Is there anything more difficult than trying to do a job that someone
else has done forever?
In searching
back through our records, I did find that Jim relinquished his seat
- for one year. When he gave it up, the job went to a newspaperman,
Terry Denton of our North Seattle Press. Research also revealed that
this third Vice President is a newly created position, comparatively.
The October
1983 minutes of the Board of Directors note plans for an appointment
of a vice president of "Programs" and of "Organization."
The minutes give no minute details, but this appears to be the first
effort made at assigning tasks and titles.
The Vice President
of Communications came along in 1989, or, at least, no record exists
of this position prior. Before, the Organization V.P. handled scheduling
the meetings as well as doing publicity (the newsletter.) When Jim handed
over his job to Terry Denton, I suggest that he wanted to rid himself
of the work of scheduling meetings.
Since Jim's
passing, his daughter came onto the Chamber Board, and took his seat
briefly. However, Jeanne Muir, our publicist, takes on the task - or
at least the responsibility - of oversight on the newsletter. As for
getting it out, well, that paperwork has fallen to the lot of our Executive
Director.
VP Communications
-
Giving Credit
While the Chamber
archives surprisingly gave up the names of nearly every volunteer gracious
and generous enough to take on these onerous, thankless and entirely
crucial tasks, there are limits to the information available. Chamber
records never bothered with the business names of Officers.
Also, the lists
show an interesting phenomenon. Twenty-eight people have served as Vice
Presidents and yet, only eight of them actually climbed the ladder to
the top rung - president.
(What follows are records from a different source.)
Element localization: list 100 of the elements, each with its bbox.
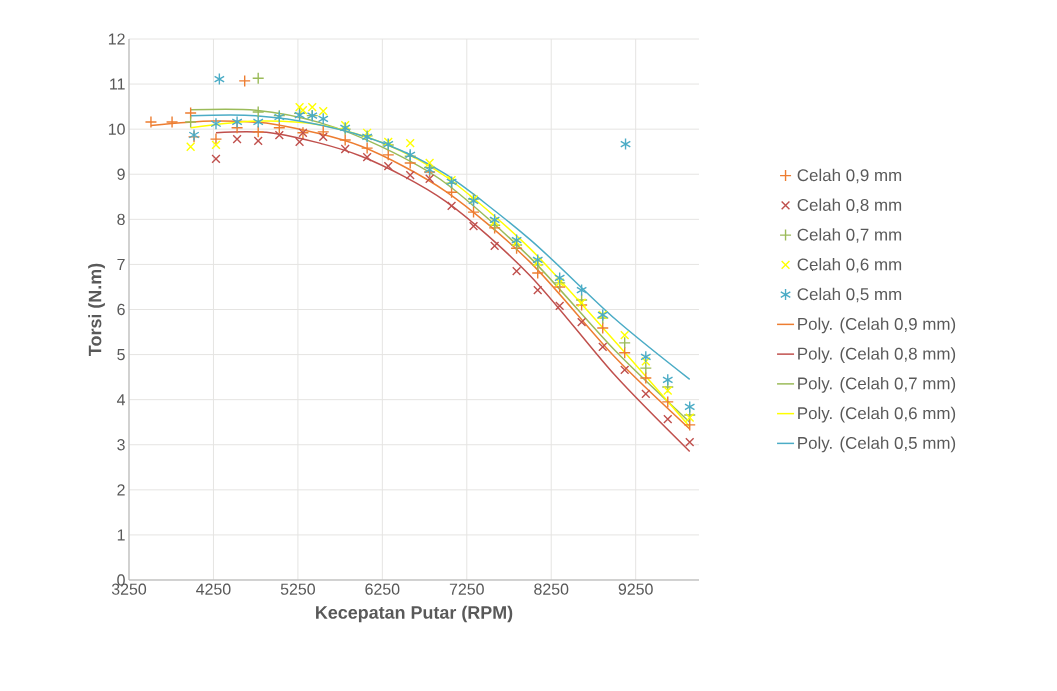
point [318, 106, 328, 116]
point [512, 266, 522, 276]
point [298, 105, 308, 115]
point [685, 413, 695, 423]
point [447, 201, 457, 211]
point [307, 102, 317, 112]
y-tick-label: 5 [117, 349, 125, 361]
y-tick-label: 7 [117, 258, 125, 270]
point [238, 74, 251, 88]
point [209, 132, 223, 146]
point [684, 400, 696, 414]
point [685, 437, 695, 447]
point [362, 128, 372, 138]
point [317, 125, 330, 139]
point [211, 154, 221, 164]
x-axis-title: Kecepatan Putar (RPM) [316, 605, 513, 623]
point [252, 72, 265, 85]
legend-label: Poly. (Celah 0,8 mm) [798, 347, 956, 364]
x-tick-label: 4250 [196, 583, 231, 595]
point [383, 137, 393, 147]
point [554, 271, 566, 285]
legend-label: Poly. (Celah 0,5 mm) [798, 436, 956, 453]
x-tick-label: 6250 [365, 583, 400, 595]
point [447, 175, 457, 185]
point [318, 132, 328, 142]
point [165, 115, 179, 129]
y-tick-label: 6 [117, 303, 125, 316]
point [533, 257, 543, 267]
point [340, 120, 350, 130]
point [598, 342, 608, 352]
x-tick-label: 5250 [280, 583, 315, 595]
point [555, 301, 565, 311]
point [294, 102, 305, 112]
point [577, 317, 587, 327]
legend-label: Celah 0,8 mm [797, 198, 902, 213]
point [274, 130, 284, 140]
point [338, 133, 352, 147]
point [618, 346, 631, 359]
point [575, 293, 588, 307]
point [360, 141, 374, 155]
point [213, 72, 225, 86]
y-axis-title: Torsi (N.m) [88, 263, 105, 356]
point [425, 174, 435, 184]
legend-label: Poly. (Celah 0,6 mm) [798, 406, 956, 423]
point [511, 233, 523, 247]
point [577, 298, 587, 308]
point [405, 170, 415, 180]
x-tick-label: 7250 [449, 583, 484, 595]
point [641, 389, 651, 399]
point [253, 136, 263, 146]
point [382, 148, 395, 162]
point [294, 137, 305, 147]
point [340, 144, 350, 154]
y-tick-label: 1 [117, 529, 125, 541]
y-tick-label: 10 [108, 123, 125, 135]
point [184, 115, 197, 129]
y-tick-label: 4 [116, 394, 126, 406]
point [211, 140, 221, 150]
x-tick-label: 9250 [618, 583, 653, 595]
point [467, 205, 480, 219]
point [596, 321, 609, 335]
point [210, 117, 222, 130]
point [620, 137, 631, 151]
point [252, 105, 265, 119]
point [620, 365, 630, 375]
y-tick-label: 3 [117, 439, 125, 451]
point [425, 158, 435, 168]
point [468, 221, 479, 231]
legend-label: Celah 0,6 mm [797, 257, 902, 273]
legend-label: Poly. (Celah 0,9 mm) [798, 317, 956, 334]
point [362, 152, 372, 162]
legend-label: Celah 0,9 mm [797, 168, 902, 184]
line-series [189, 114, 691, 381]
y-tick-label: 12 [108, 33, 125, 45]
point [620, 330, 630, 340]
point [639, 371, 653, 385]
y-tick-label: 11 [110, 78, 125, 90]
y-tick-label: 9 [117, 168, 125, 180]
point [533, 285, 543, 295]
legend-label: Celah 0,7 mm [797, 228, 902, 243]
point [445, 186, 458, 199]
point [532, 253, 544, 267]
point [641, 356, 651, 366]
y-tick-label: 2 [117, 484, 125, 496]
point [663, 386, 673, 396]
point [252, 125, 265, 139]
point [383, 161, 393, 171]
point [640, 350, 652, 364]
point [232, 134, 242, 144]
x-tick-label: 8250 [534, 583, 569, 595]
point [405, 138, 415, 148]
point [662, 373, 674, 387]
line-series [215, 131, 691, 453]
point [512, 237, 522, 247]
point [490, 241, 500, 251]
legend-label: Celah 0,5 mm [797, 287, 902, 303]
point [231, 115, 243, 129]
point [576, 283, 588, 297]
point [252, 115, 264, 129]
y-tick-label: 8 [117, 213, 125, 225]
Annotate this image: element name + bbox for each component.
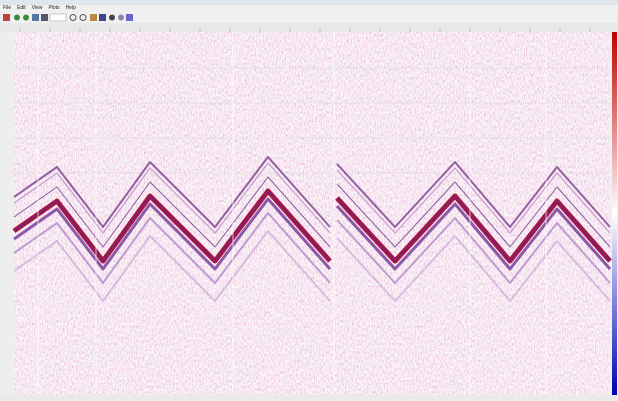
toolbar [0,12,618,23]
menu-item[interactable]: File [3,5,11,12]
tool-icon[interactable] [80,15,86,21]
seismic-view [0,23,618,395]
menu-item[interactable]: Edit [17,5,26,12]
tool-icon[interactable] [23,15,29,21]
tool-input[interactable] [50,14,66,21]
menu-item[interactable]: View [32,5,43,12]
tool-icon[interactable] [3,14,10,21]
menu-item[interactable]: Plots [48,5,59,12]
tool-icon[interactable] [41,14,48,21]
status-bar [0,395,618,401]
tool-icon[interactable] [70,15,76,21]
menu-item[interactable]: Help [66,5,76,12]
menu-bar: File Edit View Plots Help [0,5,618,12]
left-ruler [0,32,14,395]
tool-icon[interactable] [99,14,106,21]
tool-icon[interactable] [90,14,97,21]
app-window: File Edit View Plots Help [0,0,618,401]
tool-icon[interactable] [14,15,20,21]
color-bar [612,32,617,395]
tool-icon[interactable] [126,14,133,21]
tool-icon[interactable] [109,15,115,21]
tool-icon[interactable] [118,15,124,21]
tool-icon[interactable] [32,14,39,21]
top-ruler [0,23,618,32]
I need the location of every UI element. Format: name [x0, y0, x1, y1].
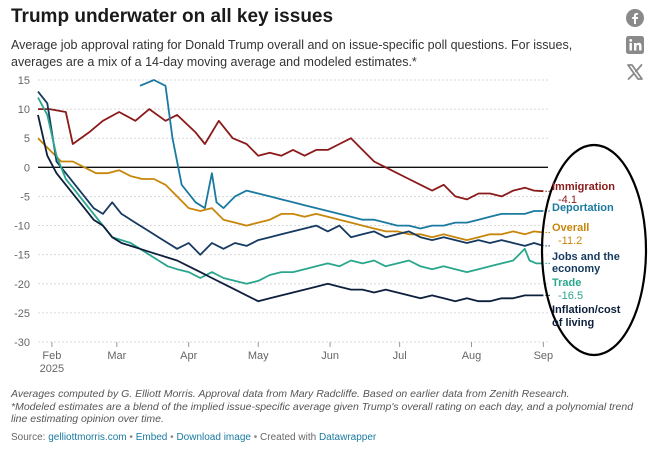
y-tick-label: -10	[14, 221, 30, 233]
x-tick-label: Jun	[321, 350, 339, 362]
label-immigration: Immigration	[552, 181, 615, 193]
datawrapper-link[interactable]: Datawrapper	[318, 432, 377, 443]
y-axis: 15 10 5 0 -5 -10 -15 -20 -25 -30	[14, 75, 30, 349]
download-image-link[interactable]: Download image	[176, 432, 251, 443]
x-tick-label: Feb	[42, 350, 61, 362]
x-tick-label: Jul	[393, 350, 407, 362]
chart-subtitle: Average job approval rating for Donald T…	[11, 38, 573, 69]
separator: •	[253, 432, 258, 443]
chart-title: Trump underwater on all key issues	[11, 6, 334, 27]
series-line-jobs-and-the-economy	[37, 91, 544, 256]
source-link[interactable]: gelliottmorris.com	[48, 432, 127, 443]
y-tick-label: 15	[18, 75, 30, 87]
series-lines	[37, 79, 544, 303]
label-jobs-line1: Jobs and the	[552, 251, 620, 263]
separator: •	[170, 432, 174, 443]
source-line: Source: gelliottmorris.com • Embed • Dow…	[11, 432, 376, 443]
label-inflation-line2: of living	[552, 317, 594, 329]
series-line-trade	[37, 97, 544, 285]
source-label: Source:	[11, 432, 46, 443]
highlight-ellipse	[540, 143, 648, 357]
separator: •	[129, 432, 133, 443]
value-overall: -11.2	[558, 235, 582, 247]
series-line-inflation-cost-of-living	[37, 114, 544, 303]
created-with-label: Created with	[260, 432, 317, 443]
x-tick-label: Mar	[107, 350, 126, 362]
y-tick-label: -25	[14, 308, 30, 320]
value-immigration: -4.1	[558, 194, 577, 206]
footnote-modeled: *Modeled estimates are a blend of the im…	[11, 400, 634, 426]
y-tick-label: -30	[14, 337, 30, 349]
embed-link[interactable]: Embed	[135, 432, 168, 443]
x-icon[interactable]	[625, 62, 645, 82]
y-tick-label: 10	[18, 104, 30, 116]
x-tick-label: Aug	[462, 350, 482, 362]
y-tick-label: -5	[20, 191, 30, 203]
label-deportation: Deportation	[552, 202, 614, 214]
value-trade: -16.5	[558, 290, 583, 302]
series-line-immigration	[38, 108, 544, 201]
facebook-icon[interactable]	[625, 8, 645, 28]
series-line-deportation	[139, 79, 544, 230]
label-overall: Overall	[552, 222, 589, 234]
footnotes: Averages computed by G. Elliott Morris. …	[11, 388, 636, 426]
footnote-sources: Averages computed by G. Elliott Morris. …	[11, 388, 570, 400]
label-jobs-line2: economy	[552, 263, 601, 275]
x-tick-label: Apr	[180, 350, 197, 362]
y-tick-label: -15	[14, 250, 30, 262]
y-tick-label: 0	[24, 162, 30, 174]
linkedin-icon[interactable]	[625, 35, 645, 55]
series-line-overall	[37, 137, 544, 241]
gridlines	[38, 79, 548, 343]
y-tick-label: -20	[14, 279, 30, 291]
x-tick-label: Sep	[534, 350, 554, 362]
y-tick-label: 5	[24, 133, 30, 145]
label-trade: Trade	[552, 277, 581, 289]
x-tick-label: May	[248, 350, 269, 362]
label-inflation-line1: Inflation/cost	[552, 304, 621, 316]
x-tick-year: 2025	[40, 363, 64, 375]
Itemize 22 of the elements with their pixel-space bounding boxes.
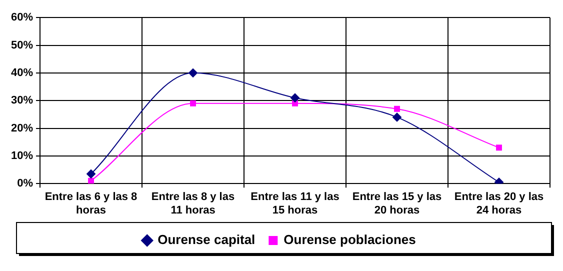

Of our past presidents, four of them never
served as Vice President (although they may have been secretary or treasurer).
Possibly the roll of President required a bit more showmanship than
our stalwart Vice Presidents felt capable of summoning.
I hope that,
as you read through the names, you think about how many people have
given so very much over the years - effort necessary to keep the circus
going. The big show has given us all so much, and it is their work then
that makes it possible for the show to go on!